3. DISCUSSION
Thromboembolic complications are reported in 27% of COVID-19 patients
[1] with challenging diagnosis due to similarity of its clinical
manifestations and laboratory findings with the usual features of
COVID-19 infection. Thus, high index of clinical suspicion is
recommended in addition to emergency pulmonary angiography or
echocardiography in supected patients [4]. Our report describes a
rare case of large TVT in COVID-19 female patient during the third wave
of the pandmic. One previous report described a large
thrombus-in-transit through the tricuspid valve into the RV in adult
male [2], and another report described a large TVT extended to the
RA and RV and attached to the tip of central venous catheter in a child
[3].
Our patient had unremarkable risk factors for thrombosis prior to
COVID-19 infection. The clinical, laboratory, and imaging workups to
distinguish thrombotic disease from COVID-19 infection are challenging
due to: 1) similar presentation of dyspnea, chest pain, tachypnea, and
tachycardia in patients with thrombosis or COVID-19; 2) routine use of
prophylactic anticoagulants in all COVID-19 patients; 3) usual elevation
of D-dimer and pro-inflammatory markers in both conditions; and 4)

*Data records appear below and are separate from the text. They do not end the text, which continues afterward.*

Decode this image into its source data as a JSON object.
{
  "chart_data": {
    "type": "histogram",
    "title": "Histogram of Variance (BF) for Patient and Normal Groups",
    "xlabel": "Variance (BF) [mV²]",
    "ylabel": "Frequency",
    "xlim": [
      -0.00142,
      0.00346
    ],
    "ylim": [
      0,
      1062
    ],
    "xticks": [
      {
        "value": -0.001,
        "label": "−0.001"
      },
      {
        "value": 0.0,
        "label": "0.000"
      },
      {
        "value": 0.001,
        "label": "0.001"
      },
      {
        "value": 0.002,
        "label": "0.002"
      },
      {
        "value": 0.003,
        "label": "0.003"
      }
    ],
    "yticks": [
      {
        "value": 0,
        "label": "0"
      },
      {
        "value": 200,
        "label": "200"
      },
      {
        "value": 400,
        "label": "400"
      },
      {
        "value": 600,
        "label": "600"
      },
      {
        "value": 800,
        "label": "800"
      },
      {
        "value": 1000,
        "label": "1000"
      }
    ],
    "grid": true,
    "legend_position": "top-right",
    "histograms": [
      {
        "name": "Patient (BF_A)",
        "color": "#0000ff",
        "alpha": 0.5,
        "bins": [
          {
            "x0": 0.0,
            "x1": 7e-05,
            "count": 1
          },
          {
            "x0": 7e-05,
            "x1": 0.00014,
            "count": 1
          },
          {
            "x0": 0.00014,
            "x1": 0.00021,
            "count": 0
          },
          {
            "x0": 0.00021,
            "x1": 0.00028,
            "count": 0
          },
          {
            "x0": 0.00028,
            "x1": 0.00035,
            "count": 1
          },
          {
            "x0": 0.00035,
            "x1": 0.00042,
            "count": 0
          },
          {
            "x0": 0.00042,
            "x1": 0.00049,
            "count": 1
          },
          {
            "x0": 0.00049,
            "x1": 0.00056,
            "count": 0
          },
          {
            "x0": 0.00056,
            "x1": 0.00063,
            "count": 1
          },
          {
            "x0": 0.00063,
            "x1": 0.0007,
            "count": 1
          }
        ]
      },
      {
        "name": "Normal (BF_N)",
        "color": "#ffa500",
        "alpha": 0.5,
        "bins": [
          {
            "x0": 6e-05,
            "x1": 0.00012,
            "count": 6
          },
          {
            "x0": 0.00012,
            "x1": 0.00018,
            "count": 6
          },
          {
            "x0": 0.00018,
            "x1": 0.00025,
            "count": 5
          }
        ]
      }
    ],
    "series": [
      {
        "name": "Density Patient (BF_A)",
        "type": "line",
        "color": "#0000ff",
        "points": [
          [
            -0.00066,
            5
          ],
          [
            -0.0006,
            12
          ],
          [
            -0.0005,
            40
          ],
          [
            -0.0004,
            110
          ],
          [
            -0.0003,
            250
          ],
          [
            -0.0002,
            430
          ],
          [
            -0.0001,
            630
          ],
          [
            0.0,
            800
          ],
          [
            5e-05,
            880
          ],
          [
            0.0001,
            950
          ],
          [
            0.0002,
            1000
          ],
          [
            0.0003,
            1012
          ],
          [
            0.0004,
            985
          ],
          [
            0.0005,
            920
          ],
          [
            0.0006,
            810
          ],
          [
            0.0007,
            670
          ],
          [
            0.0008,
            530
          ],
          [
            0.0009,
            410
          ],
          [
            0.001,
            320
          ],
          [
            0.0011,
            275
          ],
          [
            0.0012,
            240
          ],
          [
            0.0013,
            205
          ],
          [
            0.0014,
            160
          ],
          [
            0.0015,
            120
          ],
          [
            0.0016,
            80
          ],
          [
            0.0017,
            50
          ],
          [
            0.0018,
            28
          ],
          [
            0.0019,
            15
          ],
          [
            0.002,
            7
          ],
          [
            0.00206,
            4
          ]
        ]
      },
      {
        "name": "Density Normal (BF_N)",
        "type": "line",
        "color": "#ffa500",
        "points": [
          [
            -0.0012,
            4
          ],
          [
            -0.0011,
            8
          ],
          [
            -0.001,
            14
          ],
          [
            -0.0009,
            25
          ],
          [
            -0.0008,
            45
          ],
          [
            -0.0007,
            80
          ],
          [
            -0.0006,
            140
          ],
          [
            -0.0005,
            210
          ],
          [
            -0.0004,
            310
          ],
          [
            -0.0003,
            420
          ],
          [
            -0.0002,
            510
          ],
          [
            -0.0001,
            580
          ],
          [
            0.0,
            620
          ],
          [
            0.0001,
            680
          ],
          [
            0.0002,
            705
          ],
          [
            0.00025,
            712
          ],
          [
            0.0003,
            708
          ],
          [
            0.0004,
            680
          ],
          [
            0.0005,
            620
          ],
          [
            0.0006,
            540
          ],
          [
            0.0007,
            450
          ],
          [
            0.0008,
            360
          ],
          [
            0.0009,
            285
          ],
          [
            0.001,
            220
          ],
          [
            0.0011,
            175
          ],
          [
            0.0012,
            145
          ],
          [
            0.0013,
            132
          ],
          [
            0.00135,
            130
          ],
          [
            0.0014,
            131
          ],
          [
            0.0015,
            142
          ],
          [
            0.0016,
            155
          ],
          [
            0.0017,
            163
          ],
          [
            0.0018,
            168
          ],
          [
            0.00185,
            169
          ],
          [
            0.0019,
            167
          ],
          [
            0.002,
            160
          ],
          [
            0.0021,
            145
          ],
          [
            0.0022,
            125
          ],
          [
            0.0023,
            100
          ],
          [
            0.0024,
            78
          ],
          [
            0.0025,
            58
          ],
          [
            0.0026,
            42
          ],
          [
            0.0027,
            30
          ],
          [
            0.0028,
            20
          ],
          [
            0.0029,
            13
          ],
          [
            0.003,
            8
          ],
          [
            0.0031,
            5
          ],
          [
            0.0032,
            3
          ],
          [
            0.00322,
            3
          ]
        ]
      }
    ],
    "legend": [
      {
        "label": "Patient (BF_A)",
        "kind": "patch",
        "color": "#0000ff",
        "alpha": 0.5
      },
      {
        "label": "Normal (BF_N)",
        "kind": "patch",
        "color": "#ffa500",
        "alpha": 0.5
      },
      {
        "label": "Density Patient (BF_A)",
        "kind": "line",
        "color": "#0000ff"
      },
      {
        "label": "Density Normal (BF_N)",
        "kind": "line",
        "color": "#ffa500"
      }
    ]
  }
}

limited mobility of COVID-19 patients which may delay the proper imaging
study to identify thrombotic diseases.
In our case, TVT was initialy detected on bedside TTE; however, TTE
could not differentiate thrombus from vegetation thus CMR was performed
for further evaluation. CMR has the ability to detrmine the acuity of a
thrombus and to differentiate it from cardiac tumors or other true
cardiac lesions [5]. Moreover, CMR has a specific role in COVID-19
patients to determine cardiovascular complications because of its high
accuracy in evaluation of myocardial structure, function, tissue
characterisation, and perfusion [6].
The decision for surgery in our case aimed to avoid subsequent
complications of a large mobile thrombus (> 2 cm)
associated with moderate-to-severe TR. The treatment of TVT includes
medical therapy with anticoagulants or fibrinolytics, surgery, and
percutaneous directed retrieval. Each modality has its benefits and
risks [7]. Therefore, the treatment should be decided on indvidual
basis depending on size and dynamics of the thrombus, surgical fittness,
ventricular function, and hemodynamic stability [3, 8].